Travel Tuesday: Santorini

I once spent a few weeks backpacking in the Greek Islands.

It was utterly blissful.

Or I remember it as blissful anyway.

My foggy, wistful brain likes to leave out the bits where we tried to sleep on the deck of an overnight ferry full of partiers and hounded by sub-zero sea breezes.

The part where all of the Athenian garbage men were on strike and the stench of two-story high trash piles permeated every cafe, museum and hostel in the sprawling city.

The part where I first dabbled in sunbathing and ended up with a terrible sunburn on that tender strip of skin where you leg meets your body (and your swimsuit and underwear constantly rub).
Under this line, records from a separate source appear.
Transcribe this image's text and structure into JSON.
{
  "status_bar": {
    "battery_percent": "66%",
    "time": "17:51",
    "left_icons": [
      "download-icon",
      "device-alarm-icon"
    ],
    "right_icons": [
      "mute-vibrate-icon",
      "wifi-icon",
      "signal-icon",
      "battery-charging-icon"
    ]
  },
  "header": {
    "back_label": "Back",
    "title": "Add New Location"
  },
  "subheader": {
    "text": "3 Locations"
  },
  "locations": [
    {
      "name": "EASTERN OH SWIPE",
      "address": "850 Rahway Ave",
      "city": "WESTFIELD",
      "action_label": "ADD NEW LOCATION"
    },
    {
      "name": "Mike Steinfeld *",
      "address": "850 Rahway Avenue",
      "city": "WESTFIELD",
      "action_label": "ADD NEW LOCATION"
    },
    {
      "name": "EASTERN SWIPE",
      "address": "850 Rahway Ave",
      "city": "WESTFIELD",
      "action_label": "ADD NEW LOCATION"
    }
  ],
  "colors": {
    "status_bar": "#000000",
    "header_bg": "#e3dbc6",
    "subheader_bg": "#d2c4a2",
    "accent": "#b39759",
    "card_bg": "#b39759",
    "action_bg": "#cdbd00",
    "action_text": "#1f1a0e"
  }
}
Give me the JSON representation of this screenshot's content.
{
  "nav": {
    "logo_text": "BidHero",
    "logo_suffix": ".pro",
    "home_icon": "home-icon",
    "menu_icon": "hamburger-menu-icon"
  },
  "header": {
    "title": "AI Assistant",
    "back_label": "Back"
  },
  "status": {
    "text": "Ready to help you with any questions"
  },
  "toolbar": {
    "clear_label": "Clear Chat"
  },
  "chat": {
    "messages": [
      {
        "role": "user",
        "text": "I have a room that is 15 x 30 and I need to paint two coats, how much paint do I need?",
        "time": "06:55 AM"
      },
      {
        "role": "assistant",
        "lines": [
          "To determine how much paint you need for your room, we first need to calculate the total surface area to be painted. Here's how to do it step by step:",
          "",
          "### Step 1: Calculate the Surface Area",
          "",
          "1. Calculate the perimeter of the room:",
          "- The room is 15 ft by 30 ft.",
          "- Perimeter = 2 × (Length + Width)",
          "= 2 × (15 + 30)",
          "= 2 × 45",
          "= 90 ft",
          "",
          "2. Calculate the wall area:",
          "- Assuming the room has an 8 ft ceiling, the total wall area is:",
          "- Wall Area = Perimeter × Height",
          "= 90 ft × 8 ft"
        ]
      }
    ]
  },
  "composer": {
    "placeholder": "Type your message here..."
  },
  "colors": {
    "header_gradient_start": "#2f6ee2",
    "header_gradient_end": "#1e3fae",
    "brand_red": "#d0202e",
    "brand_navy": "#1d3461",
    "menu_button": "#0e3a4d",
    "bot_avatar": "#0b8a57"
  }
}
AGONY. [I now subscribe to the SPF50+ Club near my ladybits. Fact.]


But oh my, all the expletives and poncy adjectives in the world don’t do justice to the beauty of those islands.

The famously domed roofs above Santorini are even prettier than in the holiday brochures.

Look, here’s proof: I took these photos on a point-and-shoot before I even owned Photoshop. No airbrushing required here, just perfect, perfect views for 360-degrees.



Greece 112

The famous seaside town of Oia on Santorini is built right into the cliff; houses are stacked on top of each other like Lego and streets are more like winding stairwells and alleyways than roads. It’s a labyrinth of whitewashed walls, blue roofs and waterfalls of vibrant flowers.

My friend Mandy and I spent a few nights in a small hotel (and by hotel I mean a little old lady who rents out the room across the alley for cash without speaking a word of English).

High on the cliff face, we had a rooftop terrace where we would drink local beer and watch the glorious sunset. Every night has a glorious sunset in Santorini. It’s in the contract.


Our little roof was just above a small church, and one evening we watched a traditional wedding dance on the terrace below. It was romance like out of a film, with accordions and twirling and laughter.


I make our pad sound posh.

We were rich enough to visit (and don’t I know how lucky that made me), but we were poor enough we stayed on the outskirts of the famous central area, and on the fringes of normal life. Most our neighbours were gruff folk just trying to hang up the laundry and get on with their lives.

And every afternoon like clockwork local men would parade their donkeys past our door, traipsing them home from a day of schlepping tourists down the steep winding alleys to the sea below.

The clipclop out our door signalled the end of siesta (obligatory for almost everyone in the midsummer heat) and the breeze that ushered in soft wonder of evening.


Of course their rhythmic clomping also reminded us how bloody lucky we were to be travelling around on this sunkissed island, lazing about during midday naps. And how hard the donkeys and people here work to keep a fairytale alive for wide-eyed visitors.


And so, a little donkey on a brightly cobbled path sits jauntily above my sofa in our small, gray, flat; reminding me of small pleasures, luxurious siestas and normal lives unimagined half a world away.